Pertumbuhan neraca perdagangan pun meningkat 6,34 persen dibandingkan tahun sebelumnya pada periode yang sama (minus AS$7,35 juta).

Sejak tahun 2013, neraca perdagangan Indonesia terhadap Tiongkok selalu mengalami defisit. Artinya Indonesia lebih banyak melakukan impor dibandingkan ekspor.

Total perdagangan Indonesia terhadap Tiongkok hingga Mei 2019 yakni AS$28,51 juta. Sementara, total perdagangan tahun 2018 sebesar AS$72,6. Nilai ini meningkat sebesar 23,48 persen dibandingkan tahun sebelumnya.

Sekilas tentang BRI

Seperti "Jalur Sutera", belt (sabuk) adalah serangkaian jalur darat dari Tiongkok ke Eropa melalui Asia Tengah dan Timur Tengah.

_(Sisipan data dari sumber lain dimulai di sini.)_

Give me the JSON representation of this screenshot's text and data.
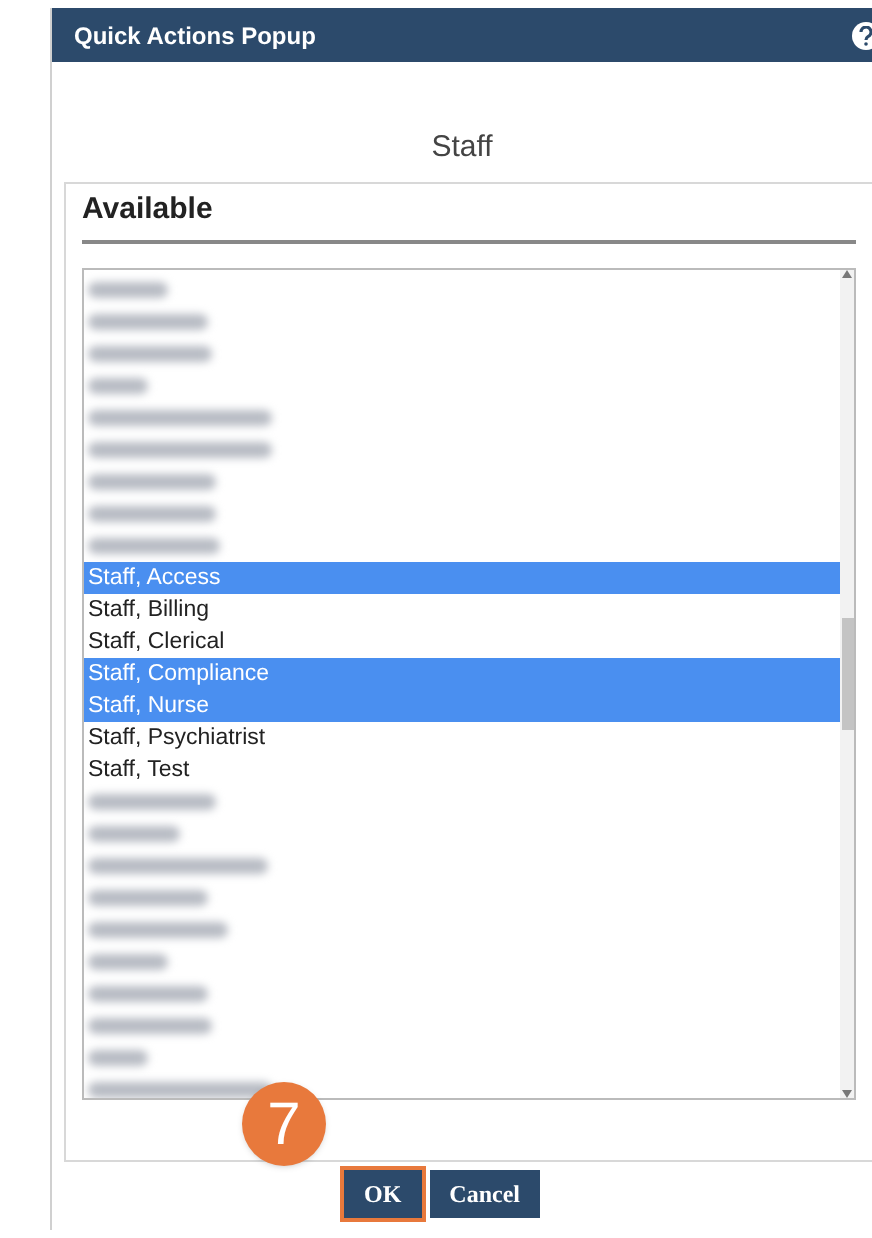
{
  "window": {
    "title": "Quick Actions Popup"
  },
  "heading": "Staff",
  "panel": {
    "title": "Available",
    "items": [
      {
        "kind": "redacted",
        "selected": false
      },
      {
        "kind": "redacted",
        "selected": false
      },
      {
        "kind": "redacted",
        "selected": false
      },
      {
        "kind": "redacted",
        "selected": false
      },
      {
        "kind": "redacted",
        "selected": false
      },
      {
        "kind": "redacted",
        "selected": false
      },
      {
        "kind": "redacted",
        "selected": false
      },
      {
        "kind": "redacted",
        "selected": false
      },
      {
        "kind": "redacted",
        "selected": false
      },
      {
        "kind": "name",
        "label": "Staff, Access",
        "selected": true
      },
      {
        "kind": "name",
        "label": "Staff, Billing",
        "selected": false
      },
      {
        "kind": "name",
        "label": "Staff, Clerical",
        "selected": false
      },
      {
        "kind": "name",
        "label": "Staff, Compliance",
        "selected": true
      },
      {
        "kind": "name",
        "label": "Staff, Nurse",
        "selected": true
      },
      {
        "kind": "name",
        "label": "Staff, Psychiatrist",
        "selected": false
      },
      {
        "kind": "name",
        "label": "Staff, Test",
        "selected": false
      },
      {
        "kind": "redacted",
        "selected": false
      },
      {
        "kind": "redacted",
        "selected": false
      },
      {
        "kind": "redacted",
        "selected": false
      },
      {
        "kind": "redacted",
        "selected": false
      },
      {
        "kind": "redacted",
        "selected": false
      },
      {
        "kind": "redacted",
        "selected": false
      },
      {
        "kind": "redacted",
        "selected": false
      },
      {
        "kind": "redacted",
        "selected": false
      },
      {
        "kind": "redacted",
        "selected": false
      },
      {
        "kind": "redacted",
        "selected": false
      }
    ]
  },
  "step_badge": "7",
  "buttons": [
    {
      "label": "OK",
      "focused": true
    },
    {
      "label": "Cancel",
      "focused": false
    }
  ]
}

Untuk jalur ini, Tiongkok akan mengembangkan jalur kereta api yang beroperasi 24 jam setiap hari demi bisa memindahkan barang-barang produksi Tiongkok ke Asia, Rusia, dan Eropa.

Sementara road (jalan) adalah rute laut yang menghubungkan laut bagian selatan Tiongkok ke perairan di sebelah timur Afrika dan Mediterania.

Untuk mewujudkan beragam proyek infrastruktur di sepanjang koridor tadi, Tiongkok akan menanamkan modal hingga AS$124 miliar melalui Asia Infrastructure Investment Bank.

Nilai tersebut tidak akan sebanding dengan proyeksi perputaran uang pada proyek ini yang bisa mencapai AS$1,3 triliun. Angka tadi adalah tujuh kali lebih besar dari rencana Amerika membangun ulang jalur perdagangan Eropa setelah Perang Dunia II--atau yang lebih dikenal dengan proyek "Marshall Plan".

Targetnya, Tiongkok bisa meningkatkan angka perdagangannya menjadi US$2,5 triliun dalam satu dekade, melalui pendistribusian produk-produknya yang jauh lebih murah dibandingkan produk negara lain, khususnya Amerika Serikat.

Akan ada 65 negara yang akan bergabung dengan inisiatif ini, termasuk Indonesia, dengan keseluruhan populasi mencapai 4,4 miliar penduduk dan menyumbangkan sebanyak 30 persen dari perekonomian global.